In an ideal world, no - you shouldn't do this, because they're different questions.
But this world is not ideal. That question is crap and should be closed anyway: the author fails to specify the problem he's encountering. You could vote to close as "unclear" or "Off topic - Questions concerning problems with code you've written must describe the specific problem..."
...Or, you could be nice to the guy and point him toward a question that, while slightly different, will actually solve his problem. Climbing down from that ivory tower we started out in, which of the actions I've described actually helps folks learn stuff?
Indeed, while multiple variations on a single question are... kinda ok, there's really no point in hosting 10,000 "Java P0rblem - halp!" questions on the site; at some point, you have to start helping folks identify the actual problem in their code or they'll never learn how to... Well, learn.

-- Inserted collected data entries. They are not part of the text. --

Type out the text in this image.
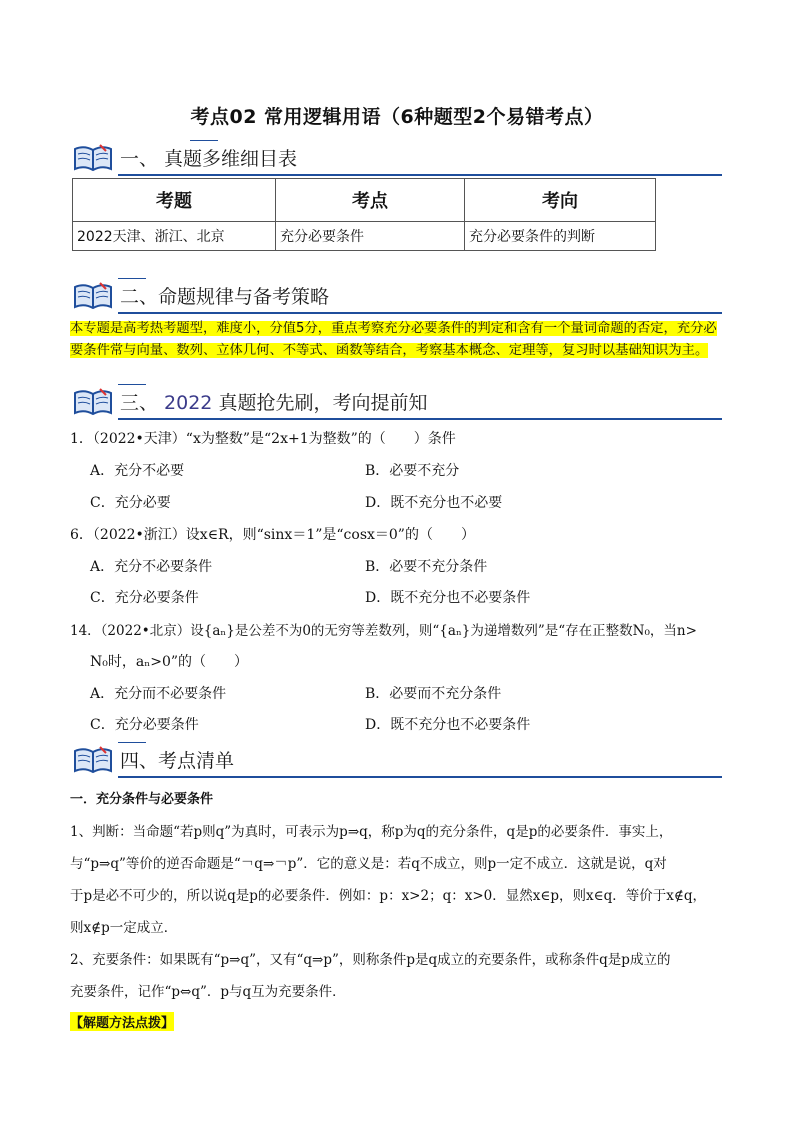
考点02 常用逻辑用语（6种题型2个易错考点）
一、 真题多维细目表
考题	考点	考向
2022天津、浙江、北京	充分必要条件	充分必要条件的判断
二、命题规律与备考策略
本专题是高考热考题型，难度小，分值5分，重点考察充分必要条件的判定和含有一个量词命题的否定，充分必要条件常与向量、数列、立体几何、不等式、函数等结合，考察基本概念、定理等，复习时以基础知识为主。
三、 2022 真题抢先刷，考向提前知
1．（2022•天津）“x为整数”是“2x+1为整数”的（　　）条件
A．充分不必要	B．必要不充分
C．充分必要	D．既不充分也不必要
6．（2022•浙江）设x∈R，则“sinx＝1”是“cosx＝0”的（　　）
A．充分不必要条件	B．必要不充分条件
C．充分必要条件	D．既不充分也不必要条件
14．（2022•北京）设{aₙ}是公差不为0的无穷等差数列，则“{aₙ}为递增数列”是“存在正整数N₀，当n>
N₀时，aₙ>0”的（　　）
A．充分而不必要条件	B．必要而不充分条件
C．充分必要条件	D．既不充分也不必要条件
四、考点清单
一．充分条件与必要条件
1、判断：当命题“若p则q”为真时，可表示为p⇒q，称p为q的充分条件，q是p的必要条件．事实上，
与“p⇒q”等价的逆否命题是“￢q⇒￢p”．它的意义是：若q不成立，则p一定不成立．这就是说，q对
于p是必不可少的，所以说q是p的必要条件．例如：p：x>2；q：x>0．显然x∈p，则x∈q．等价于x∉q，
则x∉p一定成立．
2、充要条件：如果既有“p⇒q”，又有“q⇒p”，则称条件p是q成立的充要条件，或称条件q是p成立的
充要条件，记作“p⇔q”．p与q互为充要条件．
【解题方法点拨】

Joel wrote about this a few years ago:
Otherwise, the basic questions would just get asked again and again, and the old timers would grow bored and leave. The quality of the newsgroup would then deteriorate to approximately the level you would expect if seventh-graders were left to themselves, in other words, Lord of the Flies.
Yeah, folks can and do find thousands of different ways to ask the same basic question, again and again and again. Heck, even this question is a near- or exact-duplicate (see the list at the end of this answer). But that doesn't mean we should keep re-inventing the wheel every time someone new comes along:
When you see a question that seems like it might reflect a common problem, don’t just answer it to get a few points. That doesn’t make the Internet any better. Instead, help us build up a library of canonical questions and answers that are more generic versions of the same question, and then start closing all the exact duplicates.
All that said, be careful not to go too crazy with this idea. The example you gave was a very poorly-asked question with a very simple (and common) problem - it's easy enough to find another question that covers the same problem. But some problems are not so simple, and it can be harder to find an existing question that covers the exact same issue. In these cases, consider doing something else:
Edit the question to clarify the problem. Not only can this remove the need for it to be closed at all, it might actually make it easier for someone to find an existing, answered question that it duplicates. Heck, I've more than once found duplicates by scanning the "related" sidebar after editing to make the title actually reflect the question.
Post an answer that relates a different question to this one. I'm doing that right now (though with a blog post instead of a meta question as my source). Sometimes, it's hard for an asker to understand a solution presented elsewhere without something that relates the problem being solved there to the one they're having - a short answer that introduces, summarizes and then links to an answer elsewhere can provide the best of both worlds: a specific, focused answer to a semi-novel question and the refined knowledge of other members of the site, ranked and reviewed over the years.